🤖 AI Summary
Energy efficiency remains a critical bottleneck in large language model (LLM) inference, particularly under dynamic voltage and frequency scaling (DVFS) policies that introduce complex trade-offs among accuracy, latency, and power consumption.
Method: We design an end-to-end benchmark framework deployed on real hardware, covering diverse tasks—including text generation, question answering, and summarization—and systematically evaluate performance across multiple LLMs (Falcon-7B to T5-3B), input sequence lengths, and DVFS configurations. Leveraging fine-grained power monitoring, statistical modeling, and multivariate regression, we conduct the first unified energy-efficiency–performance attribution analysis spanning models, tasks, and hardware settings.

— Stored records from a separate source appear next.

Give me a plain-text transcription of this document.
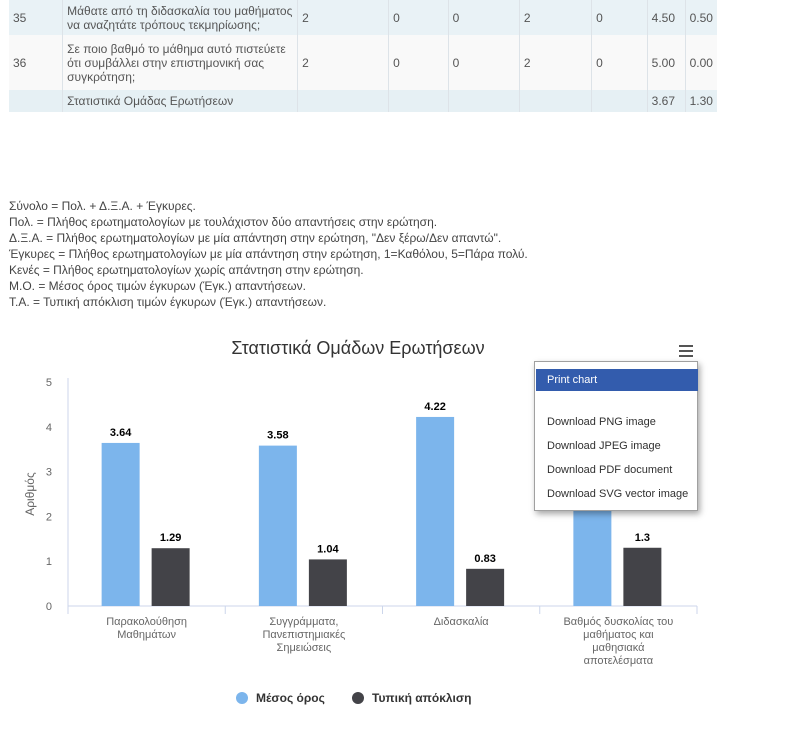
35	Μάθατε από τη διδασκαλία του μαθήματος
να αναζητάτε τρόπους τεκμηρίωσης;	2	0	0	2	0	4.50	0.50
36	Σε ποιο βαθμό το μάθημα αυτό πιστεύετε
ότι συμβάλλει στην επιστημονική σας
συγκρότηση;	2	0	0	2	0	5.00	0.00
	Στατιστικά Ομάδας Ερωτήσεων						3.67	1.30
Σύνολο = Πολ. + Δ.Ξ.Α. + Έγκυρες.
Πολ. = Πλήθος ερωτηματολογίων με τουλάχιστον δύο απαντήσεις στην ερώτηση.
Δ.Ξ.Α. = Πλήθος ερωτηματολογίων με μία απάντηση στην ερώτηση, "Δεν ξέρω/Δεν απαντώ".
Έγκυρες = Πλήθος ερωτηματολογίων με μία απάντηση στην ερώτηση, 1=Καθόλου, 5=Πάρα πολύ.
Κενές = Πλήθος ερωτηματολογίων χωρίς απάντηση στην ερώτηση.
Μ.Ο. = Μέσος όρος τιμών έγκυρων (Έγκ.) απαντήσεων.
Τ.Α. = Τυπική απόκλιση τιμών έγκυρων (Έγκ.) απαντήσεων.
Στατιστικά Ομάδων Ερωτήσεων
0
1
2
3
4
5
Αριθμός
Παρακολούθηση Μαθημάτων
3.64
1.29
Συγγράμματα, Πανεπιστημιακές Σημειώσεις
3.58
1.04
Διδασκαλία
4.22
0.83
Βαθμός δυσκολίας του μαθήματος και μαθησιακά αποτελέσματα
1.3
Μέσος όρος	Τυπική απόκλιση
Print chart
Download PNG image
Download JPEG image
Download PDF document
Download SVG vector image
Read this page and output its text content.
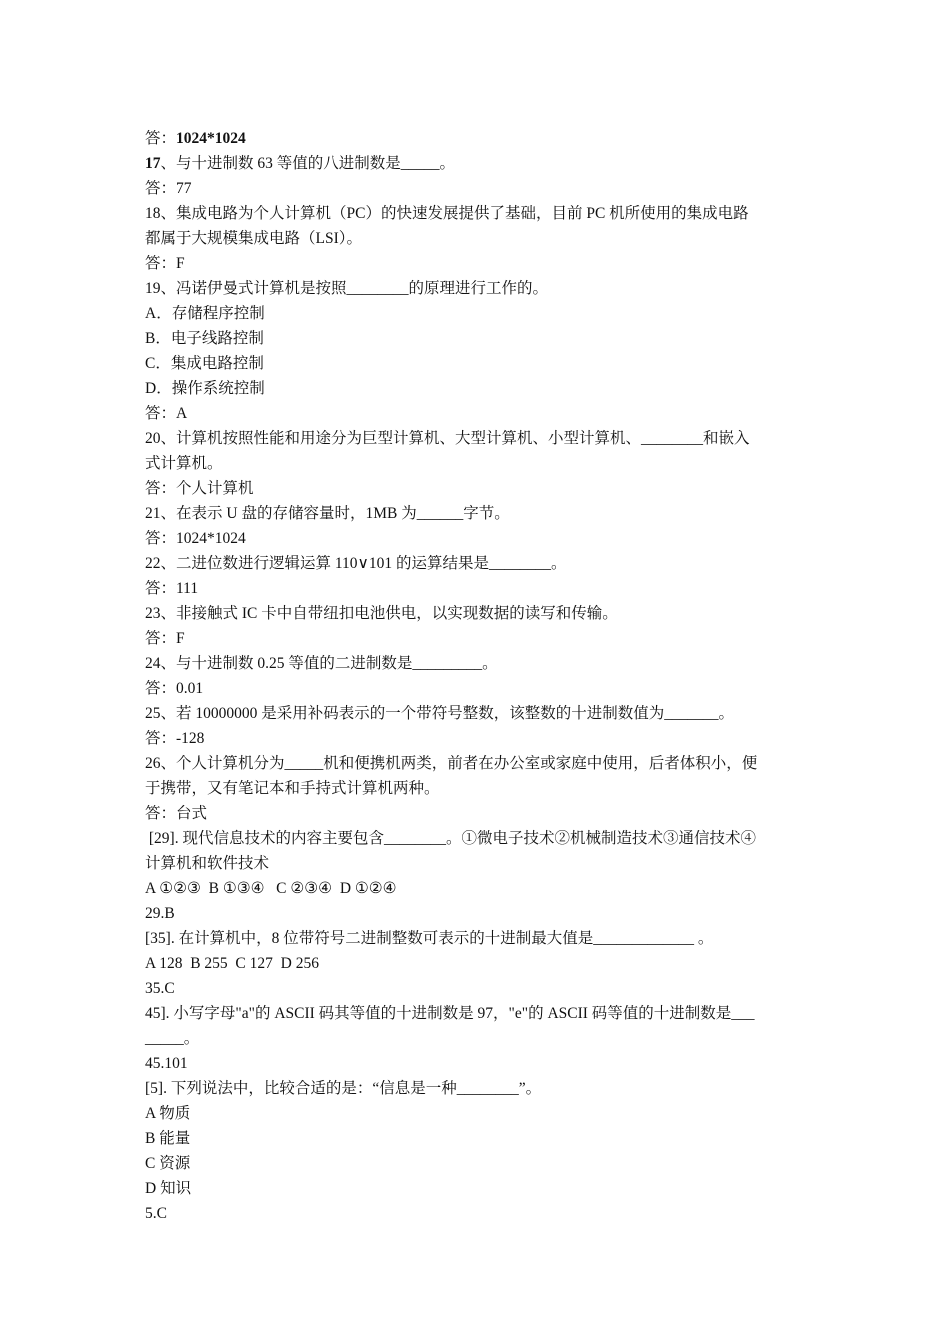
答：1024*1024
17、与十进制数 63 等值的八进制数是_____。
答：77
18、集成电路为个人计算机（PC）的快速发展提供了基础，目前 PC 机所使用的集成电路
都属于大规模集成电路（LSI）。
答：F
19、冯诺伊曼式计算机是按照________的原理进行工作的。
A．存储程序控制
B．电子线路控制
C．集成电路控制
D．操作系统控制
答：A
20、计算机按照性能和用途分为巨型计算机、大型计算机、小型计算机、________和嵌入
式计算机。
答：个人计算机
21、在表示 U 盘的存储容量时，1MB 为______字节。
答：1024*1024
22、二进位数进行逻辑运算 110∨101 的运算结果是________。
答：111
23、非接触式 IC 卡中自带纽扣电池供电，以实现数据的读写和传输。
答：F
24、与十进制数 0.25 等值的二进制数是_________。
答：0.01
25、若 10000000 是采用补码表示的一个带符号整数，该整数的十进制数值为_______。
答：-128
26、个人计算机分为_____机和便携机两类，前者在办公室或家庭中使用，后者体积小，便
于携带，又有笔记本和手持式计算机两种。
答：台式
[29]. 现代信息技术的内容主要包含________。①微电子技术②机械制造技术③通信技术④
计算机和软件技术
A ①②③  B ①③④   C ②③④  D ①②④
29.B
[35]. 在计算机中，8 位带符号二进制整数可表示的十进制最大值是_____________ 。
A 128  B 255  C 127  D 256
35.C
45]. 小写字母"a"的 ASCII 码其等值的十进制数是 97，"e"的 ASCII 码等值的十进制数是___
_____。
45.101
[5]. 下列说法中，比较合适的是：“信息是一种________”。
A 物质
B 能量
C 资源
D 知识
5.C
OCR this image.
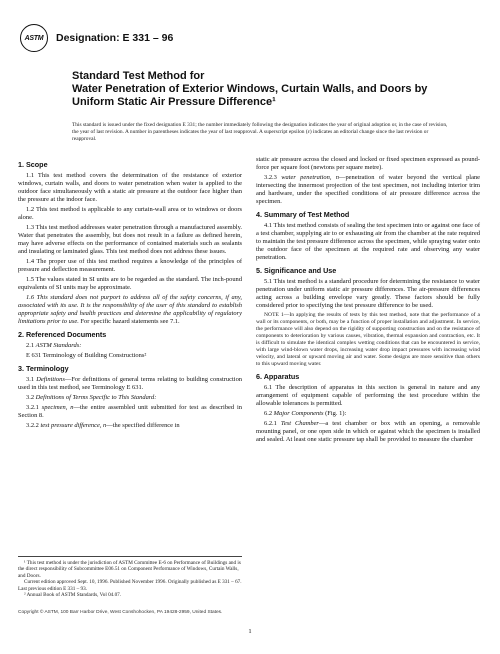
ASTM Designation: E 331 – 96
Standard Test Method for
Water Penetration of Exterior Windows, Curtain Walls, and Doors by Uniform Static Air Pressure Difference¹
This standard is issued under the fixed designation E 331; the number immediately following the designation indicates the year of original adoption or, in the case of revision, the year of last revision. A number in parentheses indicates the year of last reapproval. A superscript epsilon (ε) indicates an editorial change since the last revision or reapproval.
1. Scope

1.1 This test method covers the determination of the resistance of exterior windows, curtain walls, and doors to water penetration when water is applied to the outdoor face simultaneously with a static air pressure at the outdoor face higher than the pressure at the indoor face.

1.2 This test method is applicable to any curtain-wall area or to windows or doors alone.

1.3 This test method addresses water penetration through a manufactured assembly. Water that penetrates the assembly, but does not result in a failure as defined herein, may have adverse effects on the performance of contained materials such as sealants and insulating or laminated glass. This test method does not address these issues.

1.4 The proper use of this test method requires a knowledge of the principles of pressure and deflection measurement.

1.5 The values stated in SI units are to be regarded as the standard. The inch-pound equivalents of SI units may be approximate.

1.6 This standard does not purport to address all of the safety concerns, if any, associated with its use. It is the responsibility of the user of this standard to establish appropriate safety and health practices and determine the applicability of regulatory limitations prior to use. For specific hazard statements see 7.1.

2. Referenced Documents

2.1 ASTM Standards:

E 631 Terminology of Building Constructions²

3. Terminology

3.1 Definitions—For definitions of general terms relating to building construction used in this test method, see Terminology E 631.

3.2 Definitions of Terms Specific to This Standard:

3.2.1 specimen, n—the entire assembled unit submitted for test as described in Section 8.

3.2.2 test pressure difference, n—the specified difference in

¹ This test method is under the jurisdiction of ASTM Committee E-6 on Performance of Buildings and is the direct responsibility of Subcommittee E06.51 on Component Performance of Windows, Curtain Walls, and Doors.
Current edition approved Sept. 10, 1996. Published November 1996. Originally published as E 331 – 67. Last previous edition E 331 – 93.
² Annual Book of ASTM Standards, Vol 04.07.

static air pressure across the closed and locked or fixed specimen expressed as pound-force per square foot (newtons per square metre).

3.2.3 water penetration, n—penetration of water beyond the vertical plane intersecting the innermost projection of the test specimen, not including interior trim and hardware, under the specified conditions of air pressure difference across the specimen.

4. Summary of Test Method

4.1 This test method consists of sealing the test specimen into or against one face of a test chamber, supplying air to or exhausting air from the chamber at the rate required to maintain the test pressure difference across the specimen, while spraying water onto the outdoor face of the specimen at the required rate and observing any water penetration.

5. Significance and Use

5.1 This test method is a standard procedure for determining the resistance to water penetration under uniform static air pressure differences. The air-pressure differences acting across a building envelope vary greatly. These factors should be fully considered prior to specifying the test pressure difference to be used.

NOTE 1—In applying the results of tests by this test method, note that the performance of a wall or its components, or both, may be a function of proper installation and adjustment. In service, the performance will also depend on the rigidity of supporting construction and on the resistance of components to deterioration by various causes, vibration, thermal expansion and contraction, etc. It is difficult to simulate the identical complex wetting conditions that can be encountered in service, with large wind-blown water drops, increasing water drop impact pressures with increasing wind velocity, and lateral or upward moving air and water. Some designs are more sensitive than others to this upward moving water.

6. Apparatus

6.1 The description of apparatus in this section is general in nature and any arrangement of equipment capable of performing the test procedure within the allowable tolerances is permitted.

6.2 Major Components (Fig. 1):

6.2.1 Test Chamber—a test chamber or box with an opening, a removable mounting panel, or one open side in which or against which the specimen is installed and sealed. At least one static pressure tap shall be provided to measure the chamber

Copyright © ASTM, 100 Barr Harbor Drive, West Conshohocken, PA 19428-2959, United States.
1
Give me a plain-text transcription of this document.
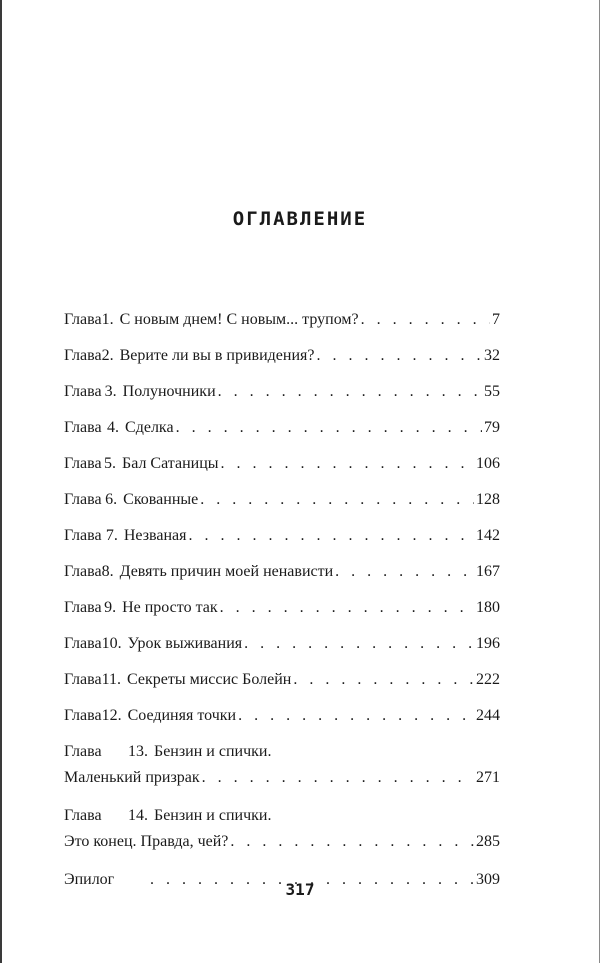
ОГЛАВЛЕНИЕ
Глава 1. С новым днем! С новым... трупом? . . .	7
Глава 2. Верите ли вы в привидения? . . .	32
Глава 3. Полуночники . . .	55
Глава 4. Сделка . . .	79
Глава 5. Бал Сатаницы . . .	106
Глава 6. Скованные . . .	128
Глава 7. Незваная . . .	142
Глава 8. Девять причин моей ненависти . . .	167
Глава 9. Не просто так . . .	180
Глава 10. Урок выживания . . .	196
Глава 11. Секреты миссис Болейн . . .	222
Глава 12. Соединяя точки . . .	244
Глава	13. Бензин и спички.
Маленький призрак . . .	271
Глава	14. Бензин и спички.
Это конец. Правда, чей? . . .	285
Эпилог . . .	309
317
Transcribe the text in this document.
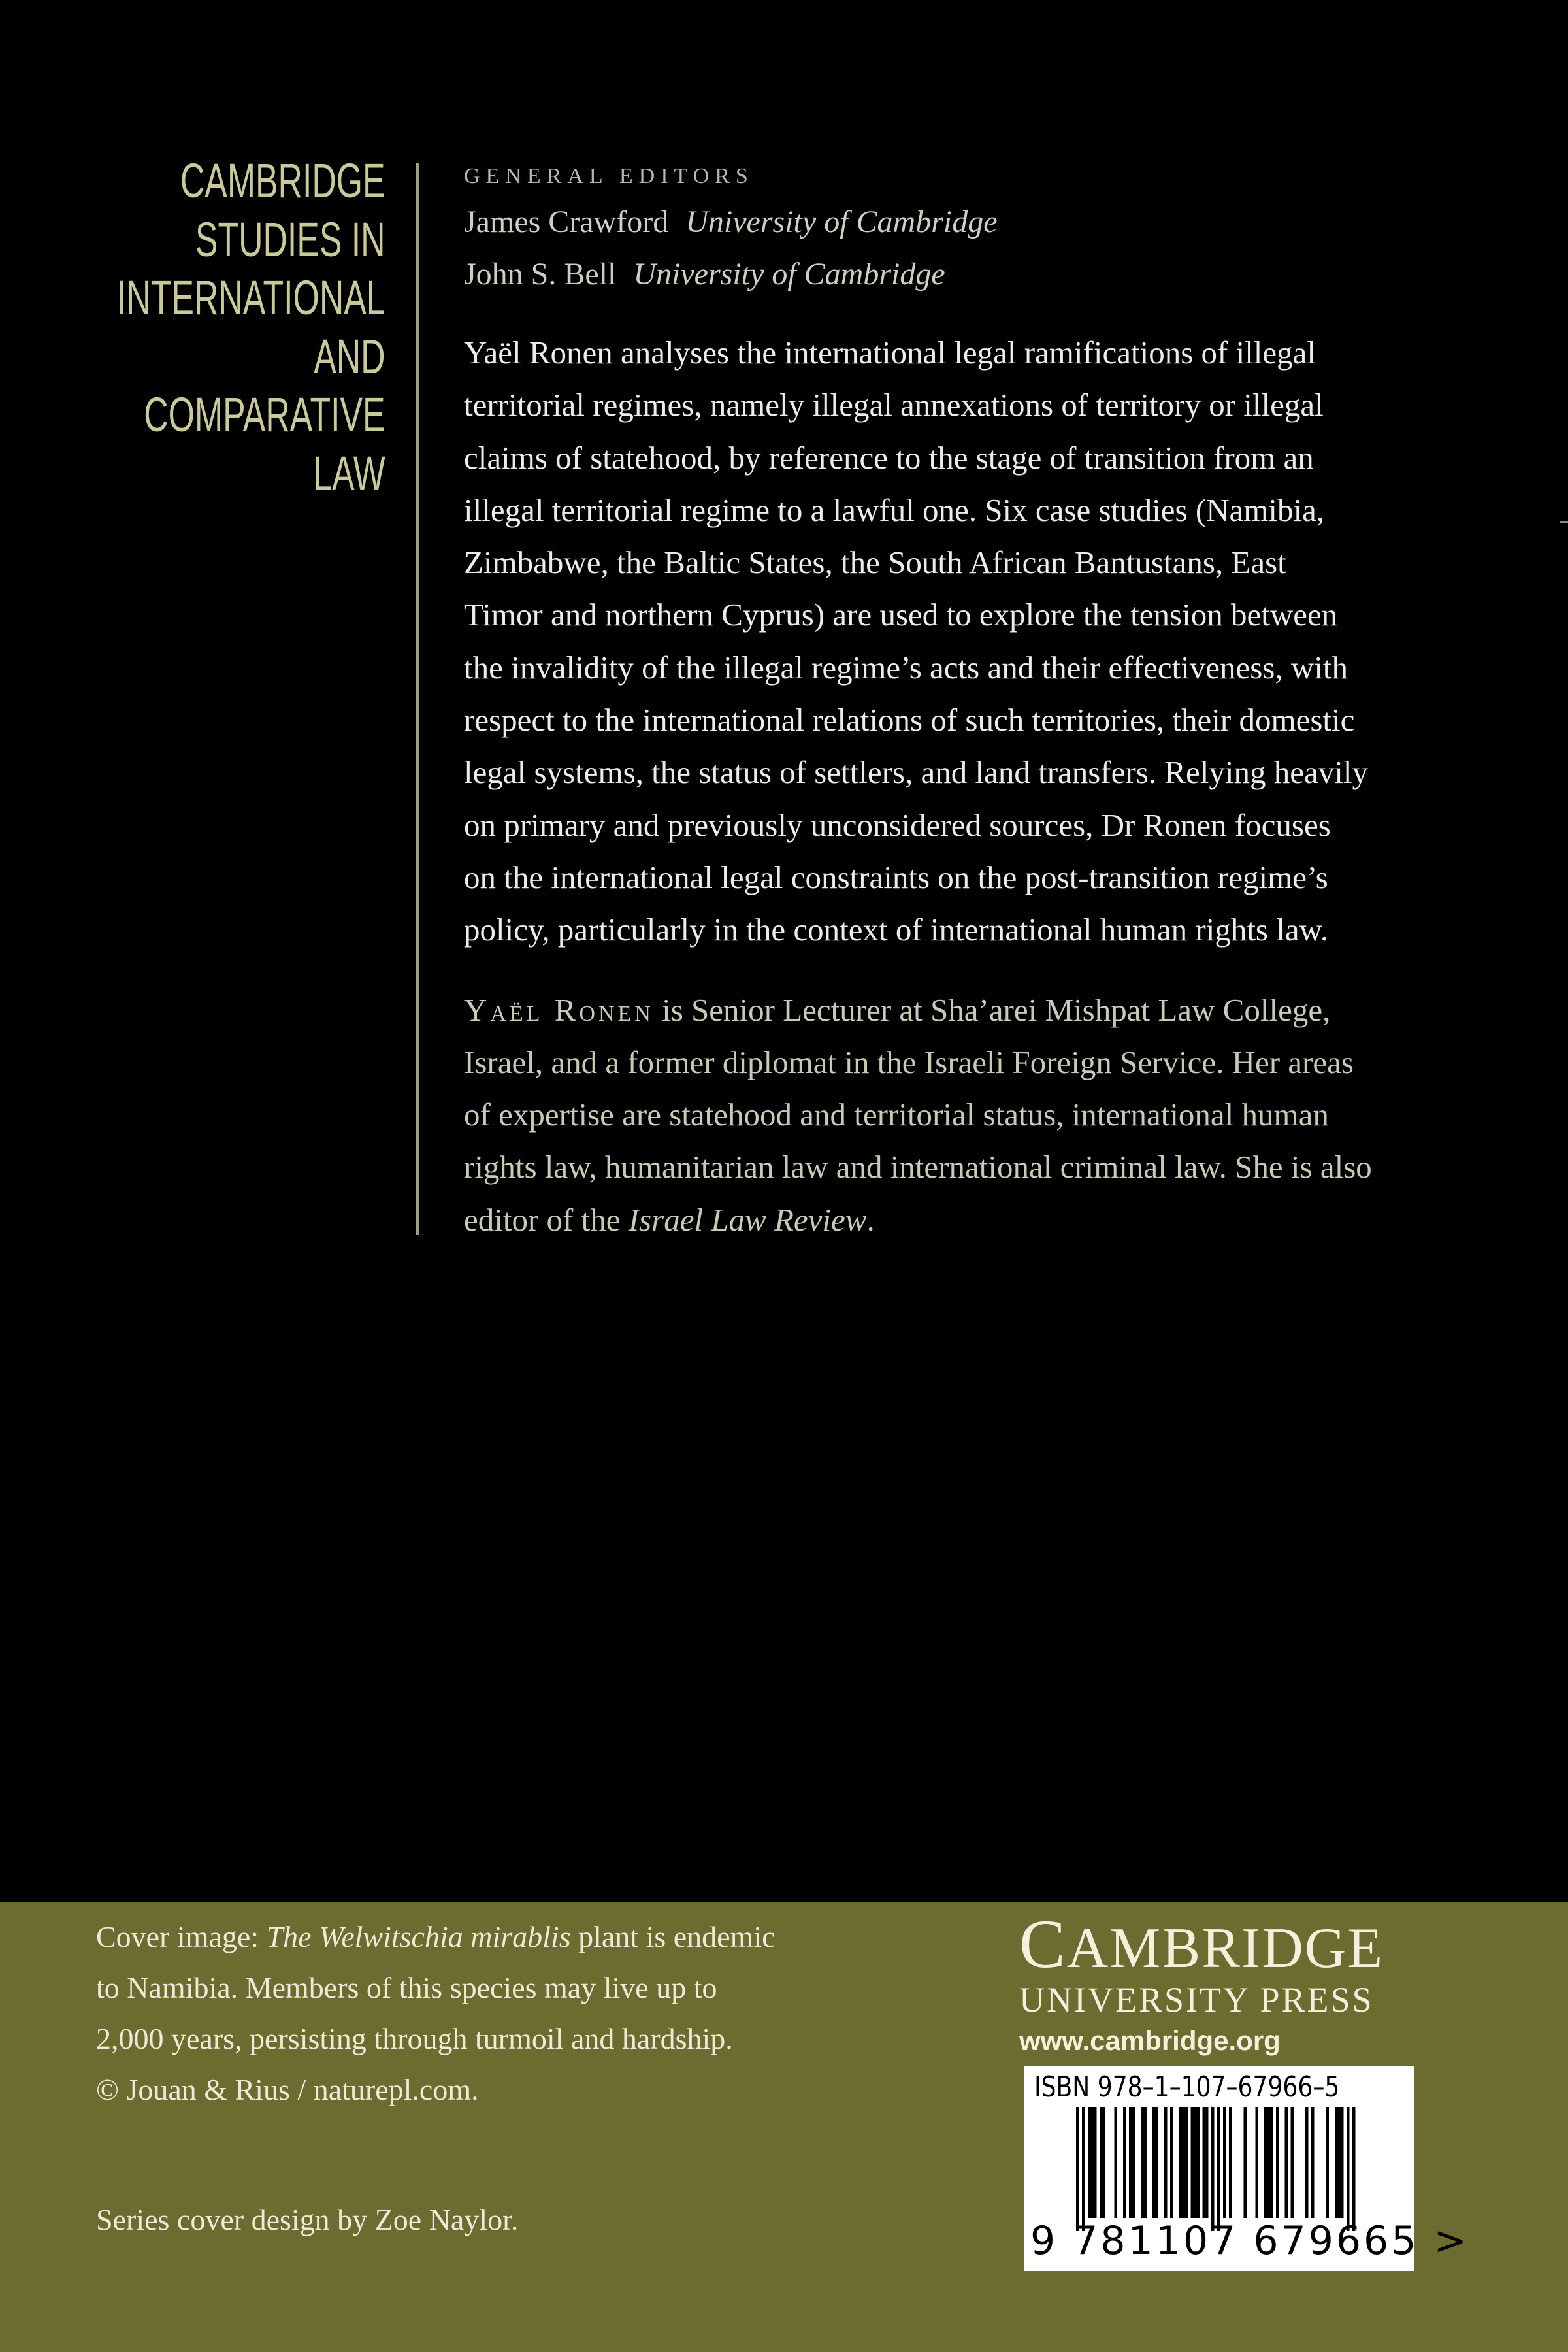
CAMBRIDGE
STUDIES IN
INTERNATIONAL
AND
COMPARATIVE
LAW
GENERAL EDITORS
James Crawford University of Cambridge
John S. Bell University of Cambridge
Yaël Ronen analyses the international legal ramifications of illegal
territorial regimes, namely illegal annexations of territory or illegal
claims of statehood, by reference to the stage of transition from an
illegal territorial regime to a lawful one. Six case studies (Namibia,
Zimbabwe, the Baltic States, the South African Bantustans, East
Timor and northern Cyprus) are used to explore the tension between
the invalidity of the illegal regime’s acts and their effectiveness, with
respect to the international relations of such territories, their domestic
legal systems, the status of settlers, and land transfers. Relying heavily
on primary and previously unconsidered sources, Dr Ronen focuses
on the international legal constraints on the post-transition regime’s
policy, particularly in the context of international human rights law.
Yaël Ronen is Senior Lecturer at Sha’arei Mishpat Law College,
Israel, and a former diplomat in the Israeli Foreign Service. Her areas
of expertise are statehood and territorial status, international human
rights law, humanitarian law and international criminal law. She is also
editor of the Israel Law Review.
Cover image: The Welwitschia mirablis plant is endemic
to Namibia. Members of this species may live up to
2,000 years, persisting through turmoil and hardship.
© Jouan & Rius / naturepl.com.
Series cover design by Zoe Naylor.
CAMBRIDGE
UNIVERSITY PRESS
www.cambridge.org
ISBN 978–1–107–67966–5
9 781107 679665 >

Contribution/Results: Our analysis uncovers nonlinear, hardware-level trade-off patterns induced by DVFS and identifies key energy-efficiency–sensitive parameters. Experiments demonstrate that optimal DVFS configuration reduces energy consumption by 32% while preserving >99.2% original accuracy and ≥95% throughput—providing reproducible, quantitative guidance for green LLM deployment.
📝 Abstract
Large language models (LLMs) have shown significant improvements in many natural language processing (NLP) tasks, accelerating their rapid adoption across many industries. These models are resource-intensive, requiring extensive computational resources both during training and inference, leading to increased energy consumption and negative environmental impact. As their adoption accelerates, the sustainability of LLMs has become a critical issue, necessitating strategies to optimize their runtime efficiency without compromising performance. Hence, it is imperative to identify the parameters that significantly influence the performance and energy efficiency of LLMs. To that end, in this work, we investigate the effect of important parameters on the performance and energy efficiency of LLMs during inference and examine their trade-offs. First, we analyze how different types of models with varying numbers of parameters and architectures perform on tasks like text generation, question answering, and summarization by benchmarking LLMs such as Falcon-7B, Mistral-7B-v0.1, T5-3B, GPT-2, GPT-J-6B, and GPT-Neo-2.7B. Second, we study input and output sequence characteristics such as sequence length concerning energy consumption, performance, and throughput. Finally, we explore the impact of hardware-based power-saving techniques, i.e., Dynamic Voltage Frequency Scaling (DVFS), on the models' latency and energy efficiency. Our extensive benchmarking and statistical analysis reveal many interesting findings, uncovering how specific optimizations can reduce energy consumption while maintaining throughput and accuracy. This study provides actionable insights for researchers and practitioners to design energy-efficient LLM inference systems.